La quatrième édition de l'opération "Tous à l'opéra !" - organisée par la Réunion des opéras de France (ROF) - s'est tenue ce week-end dans les 28 établissements d'art lyrique adhérents à l'association. Ces deux journées s'inscrivaient elles-mêmes dans le cadre plus vaste des "European Opera Days" (Journées européennes de l'opéra), qui réunissent une centaine d'établissements dans 21 pays.

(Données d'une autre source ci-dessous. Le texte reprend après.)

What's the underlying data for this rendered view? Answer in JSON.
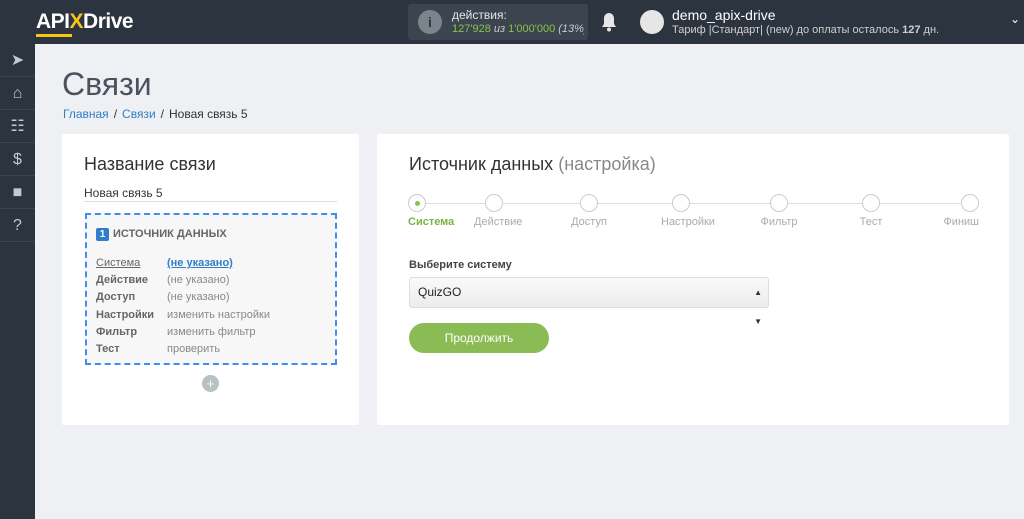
{
  "header": {
    "logo_a": "API",
    "logo_x": "X",
    "logo_b": "Drive",
    "actions_label": "действия:",
    "actions_used": "127'928",
    "actions_of": "из",
    "actions_total": "1'000'000",
    "actions_pct": "(13%)",
    "username": "demo_apix-drive",
    "tariff_prefix": "Тариф |Стандарт| (new) до оплаты осталось ",
    "tariff_days": "127",
    "tariff_suffix": " дн."
  },
  "sidebar": {
    "items": [
      {
        "icon": "arrow-right-circle-icon"
      },
      {
        "icon": "home-icon"
      },
      {
        "icon": "sitemap-icon"
      },
      {
        "icon": "dollar-icon"
      },
      {
        "icon": "briefcase-icon"
      },
      {
        "icon": "question-icon"
      }
    ]
  },
  "page": {
    "title": "Связи",
    "breadcrumb": [
      "Главная",
      "Связи",
      "Новая связь 5"
    ]
  },
  "left": {
    "title": "Название связи",
    "name_value": "Новая связь 5",
    "source": {
      "num": "1",
      "title": "ИСТОЧНИК ДАННЫХ",
      "rows": [
        {
          "k": "Система",
          "v": "(не указано)"
        },
        {
          "k": "Действие",
          "v": "(не указано)"
        },
        {
          "k": "Доступ",
          "v": "(не указано)"
        },
        {
          "k": "Настройки",
          "v": "изменить настройки"
        },
        {
          "k": "Фильтр",
          "v": "изменить фильтр"
        },
        {
          "k": "Тест",
          "v": "проверить"
        }
      ]
    },
    "add": "+"
  },
  "right": {
    "title": "Источник данных",
    "title_sub": "(настройка)",
    "steps": [
      "Система",
      "Действие",
      "Доступ",
      "Настройки",
      "Фильтр",
      "Тест",
      "Финиш"
    ],
    "active_step": 0,
    "select_label": "Выберите систему",
    "select_value": "QuizGO",
    "continue": "Продолжить"
  },
  "colors": {
    "accent": "#8bbb55",
    "link": "#2f7fc8",
    "sidebar": "#2c3440"
  }
}
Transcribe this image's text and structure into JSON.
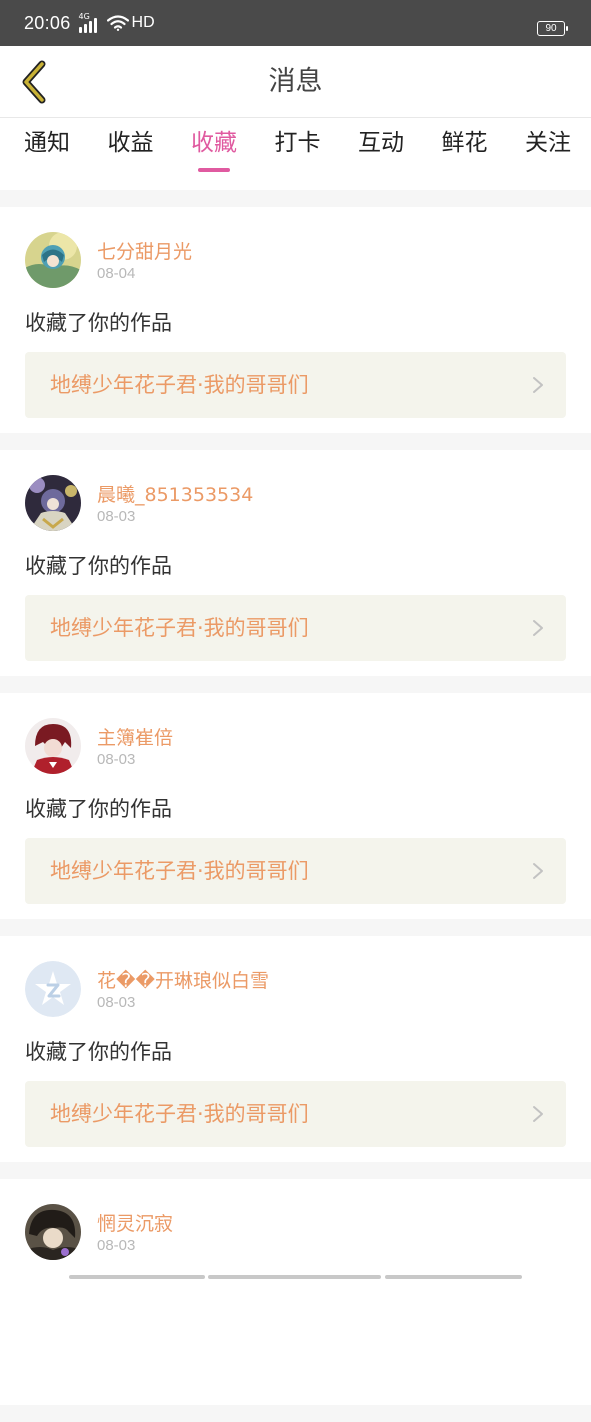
{
  "status_bar": {
    "time": "20:06",
    "network": "4G",
    "hd": "HD",
    "battery": "90"
  },
  "header": {
    "title": "消息"
  },
  "tabs": [
    {
      "label": "通知",
      "active": false
    },
    {
      "label": "收益",
      "active": false
    },
    {
      "label": "收藏",
      "active": true
    },
    {
      "label": "打卡",
      "active": false
    },
    {
      "label": "互动",
      "active": false
    },
    {
      "label": "鲜花",
      "active": false
    },
    {
      "label": "关注",
      "active": false
    }
  ],
  "messages": [
    {
      "user": "七分甜月光",
      "date": "08-04",
      "action": "收藏了你的作品",
      "work": "地缚少年花子君·我的哥哥们"
    },
    {
      "user": "晨曦_851353534",
      "date": "08-03",
      "action": "收藏了你的作品",
      "work": "地缚少年花子君·我的哥哥们"
    },
    {
      "user": "主簿崔倍",
      "date": "08-03",
      "action": "收藏了你的作品",
      "work": "地缚少年花子君·我的哥哥们"
    },
    {
      "user": "花��开琳琅似白雪",
      "date": "08-03",
      "action": "收藏了你的作品",
      "work": "地缚少年花子君·我的哥哥们"
    },
    {
      "user": "惘灵沉寂",
      "date": "08-03",
      "action": "",
      "work": ""
    }
  ],
  "colors": {
    "accent": "#e05aa0",
    "username": "#eb9a66",
    "status_bar": "#4a4a4a",
    "back_icon": "#c9b236",
    "work_card_bg": "#f4f4ec"
  }
}
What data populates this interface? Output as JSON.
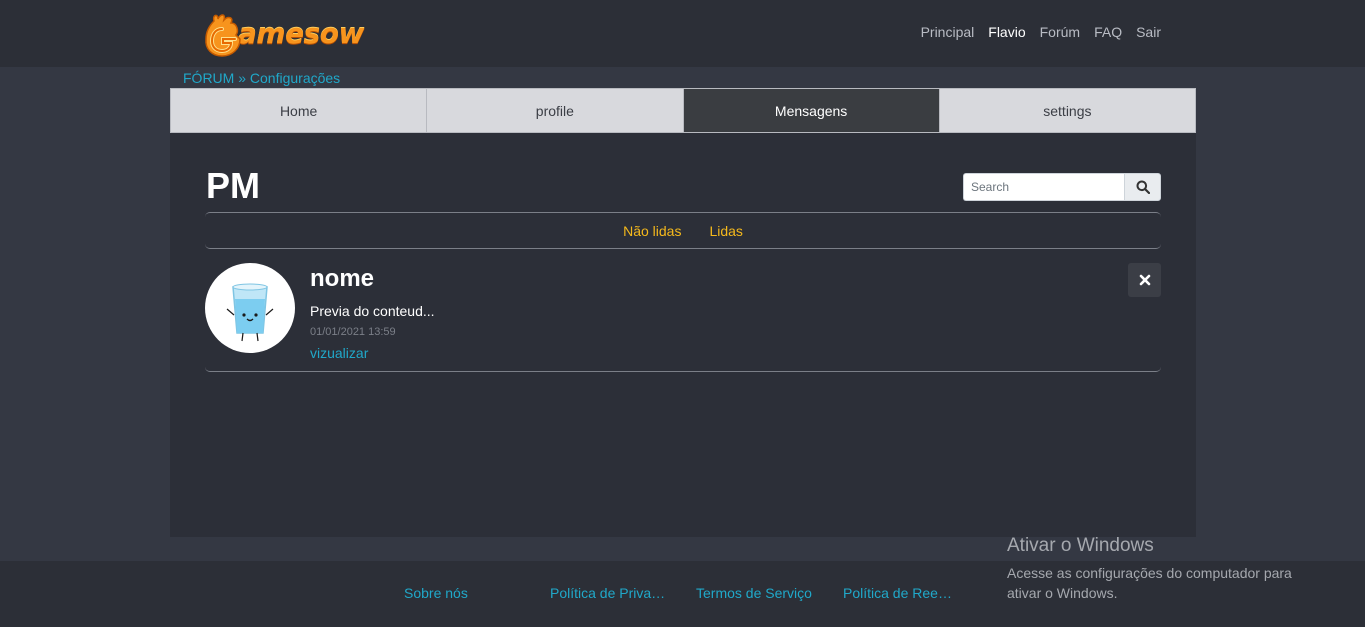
{
  "header": {
    "logo_text": "Gamesow",
    "nav": [
      {
        "label": "Principal",
        "active": false
      },
      {
        "label": "Flavio",
        "active": true
      },
      {
        "label": "Forúm",
        "active": false
      },
      {
        "label": "FAQ",
        "active": false
      },
      {
        "label": "Sair",
        "active": false
      }
    ]
  },
  "breadcrumb": {
    "root": "FÓRUM",
    "separator": "»",
    "current": "Configurações"
  },
  "tabs": [
    {
      "label": "Home",
      "active": false
    },
    {
      "label": "profile",
      "active": false
    },
    {
      "label": "Mensagens",
      "active": true
    },
    {
      "label": "settings",
      "active": false
    }
  ],
  "main": {
    "title": "PM",
    "search": {
      "placeholder": "Search",
      "value": "",
      "icon": "search-icon"
    },
    "filters": [
      {
        "label": "Não lidas"
      },
      {
        "label": "Lidas"
      }
    ],
    "messages": [
      {
        "name": "nome",
        "preview": "Previa do conteud...",
        "date": "01/01/2021 13:59",
        "view_label": "vizualizar",
        "avatar_icon": "water-glass-mascot-icon",
        "close_icon": "close-icon"
      }
    ]
  },
  "footer": {
    "links": [
      {
        "label": "Sobre nós"
      },
      {
        "label": "Política de Privacidade"
      },
      {
        "label": "Termos de Serviço"
      },
      {
        "label": "Política de Reembolso"
      }
    ]
  },
  "watermark": {
    "title": "Ativar o Windows",
    "subtitle": "Acesse as configurações do computador para ativar o Windows."
  },
  "colors": {
    "background": "#343843",
    "header": "#2c2f37",
    "panel": "#2c2f38",
    "link": "#20a8c9",
    "filter": "#f5b91c",
    "tab_active": "#3a3d41",
    "tab_inactive": "#d8d9dd",
    "logo": "#f7941d"
  }
}
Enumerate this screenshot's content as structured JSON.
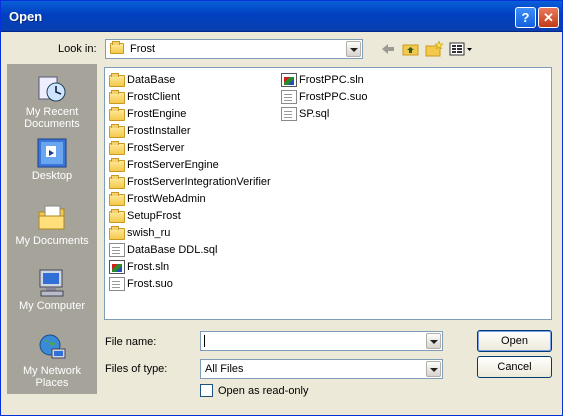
{
  "window": {
    "title": "Open",
    "help_glyph": "?",
    "close_glyph": "✕"
  },
  "lookin": {
    "label": "Look in:",
    "value": "Frost"
  },
  "toolbar": {
    "icons": [
      "back-arrow-icon",
      "up-folder-icon",
      "new-folder-icon",
      "view-menu-icon"
    ]
  },
  "places": [
    {
      "label": "My Recent Documents",
      "icon": "recent-documents-icon"
    },
    {
      "label": "Desktop",
      "icon": "desktop-icon"
    },
    {
      "label": "My Documents",
      "icon": "my-documents-icon"
    },
    {
      "label": "My Computer",
      "icon": "my-computer-icon"
    },
    {
      "label": "My Network Places",
      "icon": "network-places-icon"
    }
  ],
  "files": {
    "col1": [
      {
        "name": "DataBase",
        "kind": "folder"
      },
      {
        "name": "FrostClient",
        "kind": "folder"
      },
      {
        "name": "FrostEngine",
        "kind": "folder"
      },
      {
        "name": "FrostInstaller",
        "kind": "folder"
      },
      {
        "name": "FrostServer",
        "kind": "folder"
      },
      {
        "name": "FrostServerEngine",
        "kind": "folder"
      },
      {
        "name": "FrostServerIntegrationVerifier",
        "kind": "folder"
      },
      {
        "name": "FrostWebAdmin",
        "kind": "folder"
      },
      {
        "name": "SetupFrost",
        "kind": "folder"
      },
      {
        "name": "swish_ru",
        "kind": "folder"
      },
      {
        "name": "DataBase DDL.sql",
        "kind": "doc"
      },
      {
        "name": "Frost.sln",
        "kind": "sln"
      },
      {
        "name": "Frost.suo",
        "kind": "doc"
      }
    ],
    "col2": [
      {
        "name": "FrostPPC.sln",
        "kind": "sln"
      },
      {
        "name": "FrostPPC.suo",
        "kind": "doc"
      },
      {
        "name": "SP.sql",
        "kind": "doc"
      }
    ]
  },
  "filename": {
    "label": "File name:",
    "value": ""
  },
  "filetype": {
    "label": "Files of type:",
    "value": "All Files"
  },
  "readonly": {
    "label": "Open as read-only",
    "checked": false
  },
  "buttons": {
    "open": "Open",
    "cancel": "Cancel"
  }
}
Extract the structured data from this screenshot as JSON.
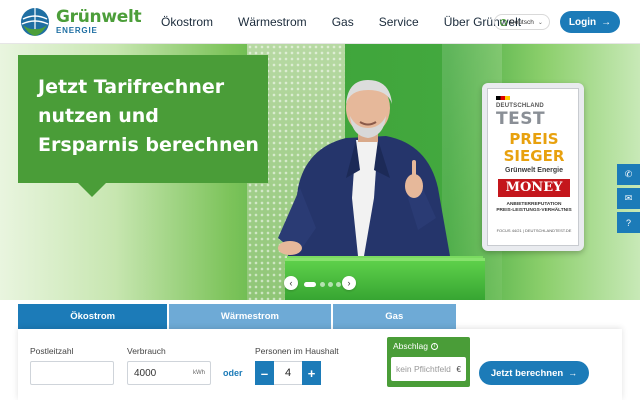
{
  "brand": {
    "name": "Grünwelt",
    "sub": "ENERGIE"
  },
  "nav": {
    "items": [
      "Ökostrom",
      "Wärmestrom",
      "Gas",
      "Service",
      "Über Grünwelt"
    ]
  },
  "language": {
    "selected": "Deutsch"
  },
  "login": {
    "label": "Login"
  },
  "hero": {
    "headline_lines": [
      "Jetzt Tarifrechner",
      "nutzen und",
      "Ersparnis berechnen"
    ]
  },
  "seal": {
    "country": "DEUTSCHLAND",
    "test": "TEST",
    "award_line1": "PREIS",
    "award_line2": "SIEGER",
    "company": "Grünwelt Energie",
    "magazine": "MONEY",
    "category_line1": "ANBIETERREPUTATION",
    "category_line2": "PREIS-LEISTUNGS-VERHÄLTNIS",
    "footer": "FOCUS 44/21 | DEUTSCHLANDTEST.DE"
  },
  "carousel": {
    "active_index": 0,
    "count": 4
  },
  "calculator": {
    "tabs": [
      {
        "label": "Ökostrom",
        "active": true
      },
      {
        "label": "Wärmestrom",
        "active": false
      },
      {
        "label": "Gas",
        "active": false
      }
    ],
    "postcode_label": "Postleitzahl",
    "postcode_value": "",
    "usage_label": "Verbrauch",
    "usage_value": "4000",
    "usage_unit": "kWh",
    "or_label": "oder",
    "persons_label": "Personen im Haushalt",
    "persons_value": "4",
    "minus": "–",
    "plus": "+",
    "installment_label": "Abschlag",
    "installment_placeholder": "kein Pflichtfeld",
    "currency": "€",
    "submit_label": "Jetzt berechnen"
  },
  "colors": {
    "brand_green": "#4a9d38",
    "brand_blue": "#1c7bb8"
  }
}
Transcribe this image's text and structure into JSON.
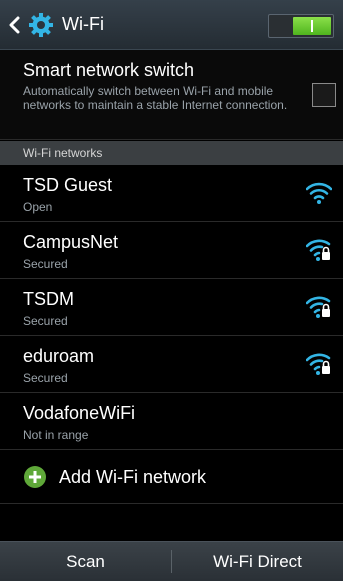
{
  "header": {
    "title": "Wi-Fi",
    "wifi_enabled": true
  },
  "smart_switch": {
    "title": "Smart network switch",
    "description": "Automatically switch between Wi-Fi and mobile networks to maintain a stable Internet connection.",
    "checked": false
  },
  "section": {
    "label": "Wi-Fi networks"
  },
  "networks": [
    {
      "name": "TSD Guest",
      "status": "Open",
      "icon": "wifi-open-icon"
    },
    {
      "name": "CampusNet",
      "status": "Secured",
      "icon": "wifi-secured-icon"
    },
    {
      "name": "TSDM",
      "status": "Secured",
      "icon": "wifi-secured-icon"
    },
    {
      "name": "eduroam",
      "status": "Secured",
      "icon": "wifi-secured-icon"
    },
    {
      "name": "VodafoneWiFi",
      "status": "Not in range",
      "icon": ""
    }
  ],
  "add_network": {
    "label": "Add Wi-Fi network"
  },
  "bottom": {
    "scan_label": "Scan",
    "direct_label": "Wi-Fi Direct"
  },
  "colors": {
    "accent": "#33b5e5",
    "toggle_on": "#6cc83a",
    "add_green": "#5fa839"
  }
}
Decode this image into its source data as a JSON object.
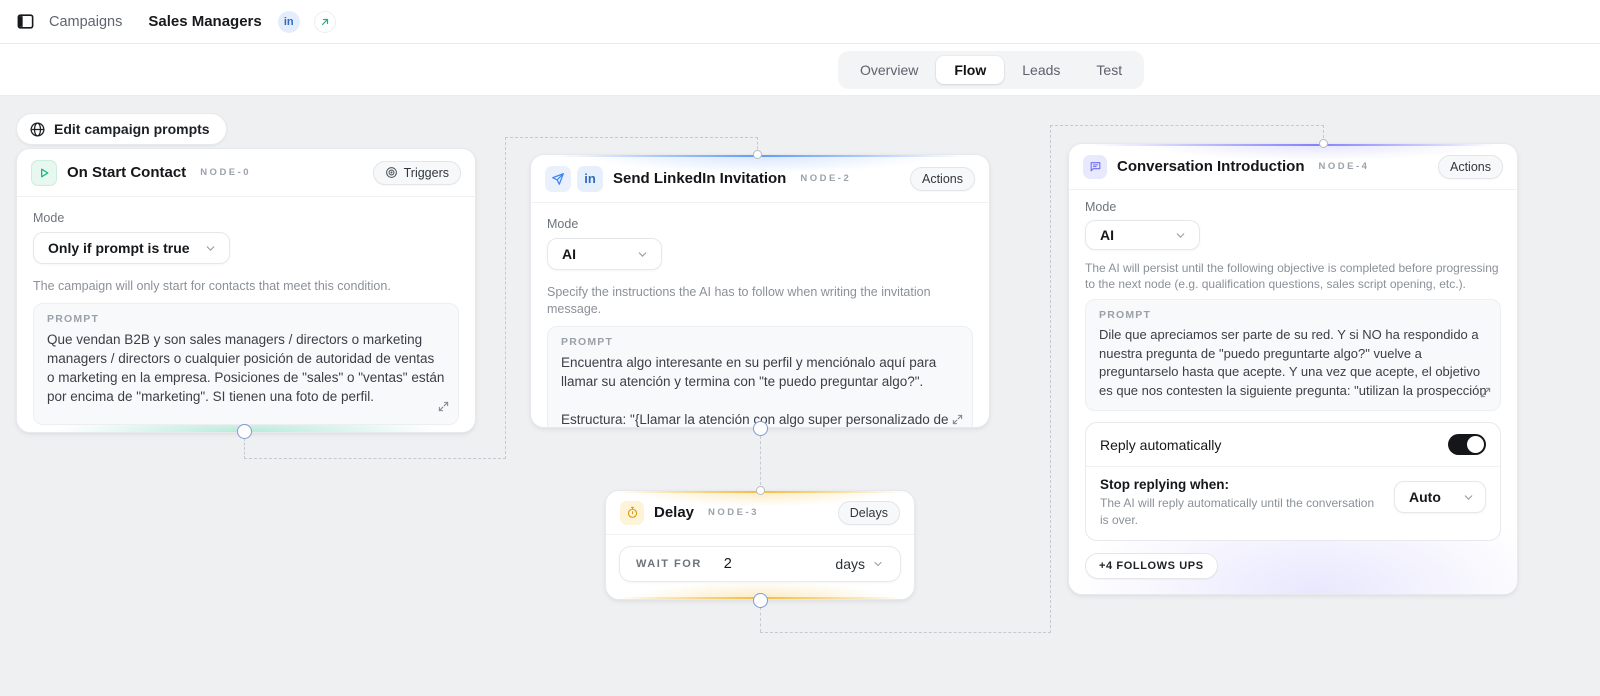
{
  "topbar": {
    "breadcrumb": "Campaigns",
    "title": "Sales Managers",
    "linkedin_badge": "in"
  },
  "tabs": {
    "items": [
      {
        "label": "Overview"
      },
      {
        "label": "Flow"
      },
      {
        "label": "Leads"
      },
      {
        "label": "Test"
      }
    ],
    "active": "Flow"
  },
  "canvas": {
    "edit_button_label": "Edit campaign prompts"
  },
  "nodes": {
    "node0": {
      "title": "On Start Contact",
      "id_label": "NODE-0",
      "badge": "Triggers",
      "mode_label": "Mode",
      "mode_value": "Only if prompt is true",
      "helper": "The campaign will only start for contacts that meet this condition.",
      "prompt_label": "PROMPT",
      "prompt": "Que vendan B2B y son sales managers / directors o marketing managers / directors o cualquier posición de autoridad de ventas o marketing en la empresa. Posiciones de \"sales\" o \"ventas\" están por encima de \"marketing\". SI tienen una foto de perfil."
    },
    "node2": {
      "title": "Send LinkedIn Invitation",
      "id_label": "NODE-2",
      "badge": "Actions",
      "mode_label": "Mode",
      "mode_value": "AI",
      "helper": "Specify the instructions the AI has to follow when writing the invitation message.",
      "prompt_label": "PROMPT",
      "prompt": "Encuentra algo interesante en su perfil y menciónalo aquí para llamar su atención y termina con \"te puedo preguntar algo?\".\n\nEstructura: \"{Llamar la atención con algo super personalizado de su"
    },
    "node3": {
      "title": "Delay",
      "id_label": "NODE-3",
      "badge": "Delays",
      "wait_label": "WAIT FOR",
      "wait_value": "2",
      "wait_unit": "days"
    },
    "node4": {
      "title": "Conversation Introduction",
      "id_label": "NODE-4",
      "badge": "Actions",
      "mode_label": "Mode",
      "mode_value": "AI",
      "helper": "The AI will persist until the following objective is completed before progressing to the next node (e.g. qualification questions, sales script opening, etc.).",
      "prompt_label": "PROMPT",
      "prompt": "Dile que apreciamos ser parte de su red. Y si NO ha respondido a nuestra pregunta de \"puedo preguntarte algo?\" vuelve a preguntarselo hasta que acepte. Y una vez que acepte, el objetivo es que nos contesten la siguiente pregunta: \"utilizan la prospección",
      "reply": {
        "title": "Reply automatically",
        "toggle_on": true,
        "stop_label": "Stop replying when:",
        "stop_helper": "The AI will reply automatically until the conversation is over.",
        "stop_value": "Auto"
      },
      "followups_badge": "+4 FOLLOWS UPS"
    }
  },
  "colors": {
    "trigger_green": "#10b981",
    "action_blue": "#3b82f6",
    "delay_amber": "#f0b429",
    "conversation_purple": "#6d6af8",
    "linkedin_blue": "#2f6bc0"
  }
}
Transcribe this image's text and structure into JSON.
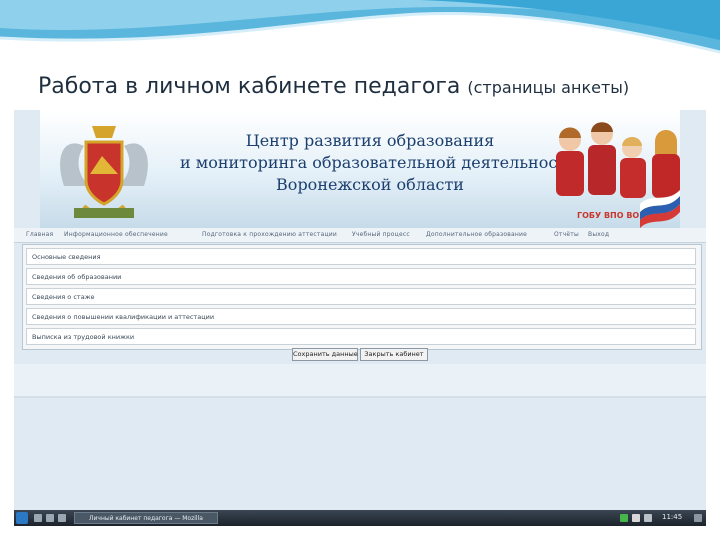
{
  "slide": {
    "title": "Работа в личном кабинете педагога",
    "subtitle": "(страницы анкеты)"
  },
  "banner": {
    "line1": "Центр развития образования",
    "line2": "и мониторинга образовательной деятельности",
    "line3": "Воронежской области",
    "label": "ГОБУ ВПО ВОЦМОД"
  },
  "nav": {
    "items": [
      "Главная",
      "Информационное обеспечение",
      "Подготовка к прохождению аттестации",
      "Учебный процесс",
      "Дополнительное образование",
      "Отчёты",
      "Выход"
    ]
  },
  "form": {
    "rows": [
      "Основные сведения",
      "Сведения об образовании",
      "Сведения о стаже",
      "Сведения о повышении квалификации и аттестации",
      "Выписка из трудовой книжки"
    ],
    "save_label": "Сохранить данные",
    "back_label": "Закрыть кабинет"
  },
  "taskbar": {
    "window_title": "Личный кабинет педагога — Mozilla",
    "tray_text": "11:45"
  },
  "colors": {
    "accent": "#1b3f6e",
    "taskbar": "#2a333d",
    "swoosh": "#5bb8e0"
  }
}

A cette occasion, le monde du théâtre lyrique français a dressé - comme la plupart des acteurs culturels - un bilan plutôt positif de la crise économique. Selon Laurent Hénart, président de la ROF et adjoint au maire de Nancy chargé de la culture, la fréquentation a "très bien" résisté à la crise. Celle-ci bénéficie en effet des efforts tarifaires pratiqués par les opéras de province. Ces derniers affichent en effet un tarif moyen à la place de 29 euros, qui permet d'attirer un public plus large et de remplir les salles. En 2008, les 24 opéras ayant répondu à l'enquête réalisée par la ROF auprès de ses membres ont ainsi accueilli 2,265 millions de spectateurs (dont 30% d'abonnés) pour 2.732 levers de rideau, soit une moyenne de 830 spectateurs par représentation. Ils emploient pour cela près de 6.500 salariés, dont 71% de permanents. Par comparaison, l'Opéra de Paris accueille environ 800.000 spectateurs (sur Garnier et Bastille) pour 400 représentations et emploie 1.600 salariés permanents.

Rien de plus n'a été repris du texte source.